Six months later, in September 1837, the same trio left Le Havre and reached Havana in December. The team explored Cuba and Mexico, collecting live animals and plants, until 1840. Linden suffered an acute attack of yellow fever near Laguna de Términos.

He went on several expeditions and made a detailed study of orchid growth conditions in their natural habitat. His findings revolutionised the cultivation of orchids under European conditions. Before his research, orchids were being kept at temperatures far greater than their needs, resulting in a high mortality rate. Following Linden's lead, British botanist John Lindley also made detailed observations of the habitats where he collected plants.

In Brussels, Linden was briefly the director of the Brussels zoological and botanical garden. He gradually concentrated on orchid culture, using three types of conservatory with temperatures ranging from cool to warm. Under these conditions his orchids thrived. With this success, he created an orchid empire that, at its peak, had branches in Brussels, Ghent, and Paris, winning awards at exhibitions in London, Paris, and St. Petersburg. He published exceptional books on orchids and orchid-growing.

Linden married Anna Reuter in Luxembourg on 13 October 1845. His son Lucien eventually took over all his business interests and published books on orchids before and after Jean's death.

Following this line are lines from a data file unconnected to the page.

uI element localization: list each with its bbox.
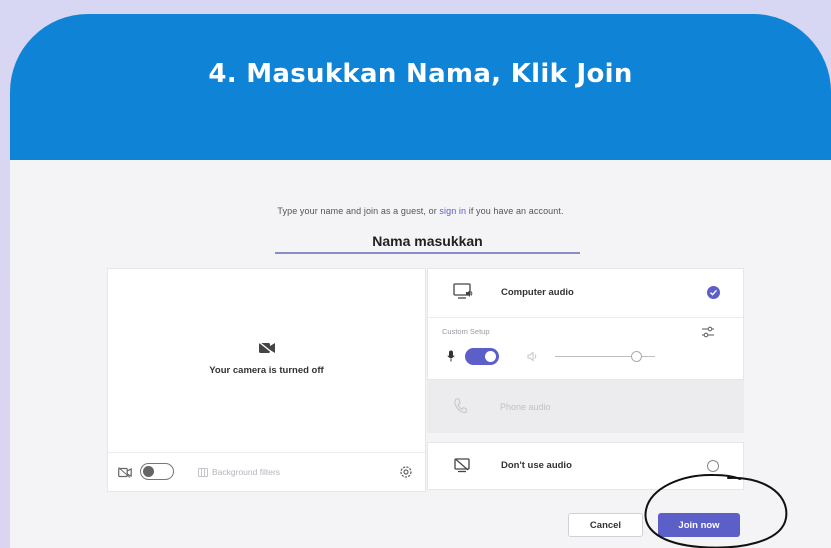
computer-audio-option[interactable]: Computer audio Custom Setup (427, 268, 744, 380)
banner-title: 4. Masukkan Nama, Klik Join (208, 59, 633, 89)
highlight-circle-annotation (644, 473, 788, 548)
sign-in-link[interactable]: sign in (439, 206, 466, 216)
microphone-toggle[interactable] (465, 348, 499, 365)
camera-preview: Your camera is turned off Background fil… (107, 268, 426, 492)
custom-setup-label: Custom Setup (442, 327, 490, 336)
checkmark-icon (710, 289, 718, 296)
no-audio-icon (454, 458, 470, 473)
speaker-icon (527, 351, 537, 362)
phone-icon (454, 398, 467, 414)
toggle-knob (485, 351, 496, 362)
settings-sliders-icon[interactable] (701, 326, 715, 338)
camera-status-text: Your camera is turned off (209, 365, 324, 376)
gear-icon[interactable] (399, 465, 413, 479)
phone-audio-option[interactable]: Phone audio (427, 380, 744, 433)
join-prompt-suffix: if you have an account. (466, 206, 564, 216)
microphone-icon (447, 350, 455, 362)
instruction-banner: 4. Masukkan Nama, Klik Join (10, 14, 831, 160)
dont-use-audio-label: Don't use audio (501, 460, 572, 471)
camera-off-icon (258, 341, 275, 355)
toggle-knob (143, 466, 154, 477)
name-input[interactable] (275, 230, 580, 254)
background-filters-icon (198, 468, 208, 477)
join-prompt-text: Type your name and join as a guest, or (277, 206, 440, 216)
volume-slider[interactable] (555, 351, 655, 362)
divider (428, 317, 743, 318)
camera-toggle[interactable] (140, 463, 174, 480)
computer-audio-icon (453, 283, 473, 299)
phone-audio-label: Phone audio (500, 402, 551, 412)
join-prompt: Type your name and join as a guest, or s… (10, 206, 831, 216)
selected-check-icon (707, 286, 720, 299)
cancel-button[interactable]: Cancel (568, 513, 643, 537)
camera-icon (118, 467, 132, 478)
background-filters-button[interactable]: Background filters (212, 467, 280, 477)
computer-audio-label: Computer audio (501, 287, 574, 298)
volume-thumb[interactable] (631, 351, 642, 362)
camera-controls: Background filters (108, 452, 425, 491)
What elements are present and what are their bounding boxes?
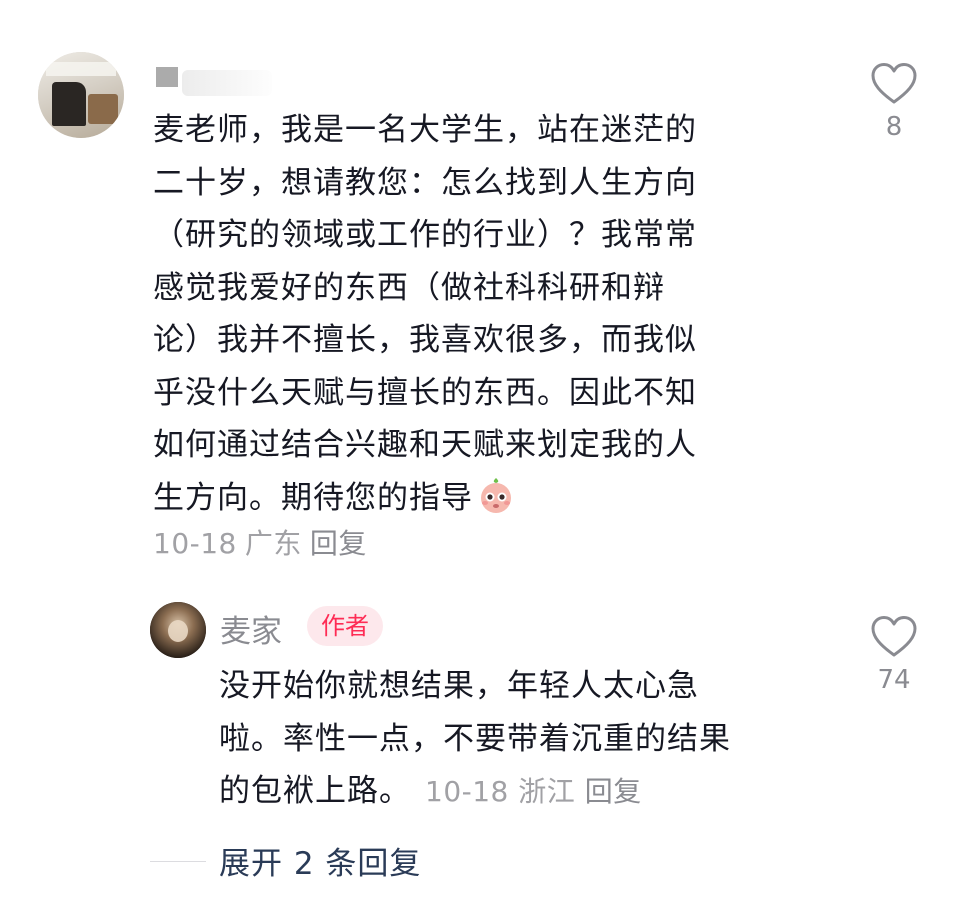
reply-like-count: 74: [877, 665, 911, 695]
reply-text: 没开始你就想结果，年轻人太心急 啦。率性一点，不要带着沉重的结果 的包袱上路。 1…: [219, 660, 839, 819]
comment-text: 麦老师，我是一名大学生，站在迷茫的 二十岁，想请教您：怎么找到人生方向 （研究的…: [153, 104, 833, 524]
pleading-face-emoji-icon: [477, 476, 515, 514]
reply-date: 10-18: [425, 775, 509, 808]
comment-location: 广东: [244, 527, 302, 560]
comment-line: 麦老师，我是一名大学生，站在迷茫的: [153, 112, 697, 148]
commenter-avatar[interactable]: [38, 52, 124, 138]
author-avatar[interactable]: [150, 602, 206, 658]
comment-line: 论）我并不擅长，我喜欢很多，而我似: [153, 322, 697, 358]
author-badge: 作者: [307, 606, 383, 646]
commenter-username-redacted[interactable]: [156, 67, 178, 87]
reply-meta: 10-18 浙江 回复: [425, 775, 642, 808]
author-username[interactable]: 麦家: [220, 606, 282, 651]
comment-line: 生方向。期待您的指导: [153, 479, 473, 516]
heart-icon[interactable]: [864, 615, 924, 663]
expand-replies-button[interactable]: 展开 2 条回复: [219, 838, 421, 883]
reply-location: 浙江: [518, 775, 576, 808]
reply-line: 没开始你就想结果，年轻人太心急: [219, 668, 699, 704]
username-blur: [182, 70, 272, 96]
comment-line-last: 生方向。期待您的指导: [153, 472, 833, 525]
comment-line: 二十岁，想请教您：怎么找到人生方向: [153, 164, 697, 201]
comment-like-button[interactable]: 8: [864, 62, 924, 142]
expand-divider: [150, 861, 206, 862]
reply-like-button[interactable]: 74: [864, 615, 924, 695]
comment-line: 如何通过结合兴趣和天赋来划定我的人: [153, 427, 697, 463]
comment-line: （研究的领域或工作的行业）？我常常: [153, 217, 697, 253]
comment-meta: 10-18 广东 回复: [153, 522, 375, 562]
comment-date: 10-18: [153, 527, 237, 560]
comment-like-count: 8: [885, 112, 903, 142]
reply-reply-button[interactable]: 回复: [585, 775, 642, 808]
comment-line: 感觉我爱好的东西（做社科科研和辩: [153, 269, 665, 306]
reply-line-last: 的包袱上路。 10-18 浙江 回复: [219, 765, 839, 819]
reply-line: 的包袱上路。: [219, 773, 411, 809]
comment-line: 乎没什么天赋与擅长的东西。因此不知: [153, 374, 697, 411]
comment-reply-button[interactable]: 回复: [310, 527, 367, 560]
reply-line: 啦。率性一点，不要带着沉重的结果: [219, 720, 731, 757]
heart-icon[interactable]: [864, 62, 924, 110]
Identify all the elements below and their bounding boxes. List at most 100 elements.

He is commemorated in Gloxinella lindeniana (Regel) Roalson & Boggan (part of the Gesneriaceae family), Iresine lindenii now a synonym of Iresine diffusa f. lindenii (Van Houtte) L.B.Sm. & Downs (Amaranthaceae), Phalaenopsis lindenii (Orchidaceae), and Polyrrhiza lindenii, also in the Orchidaceae family.

This botanist is denoted by the author abbreviation Linden when citing a botanical name.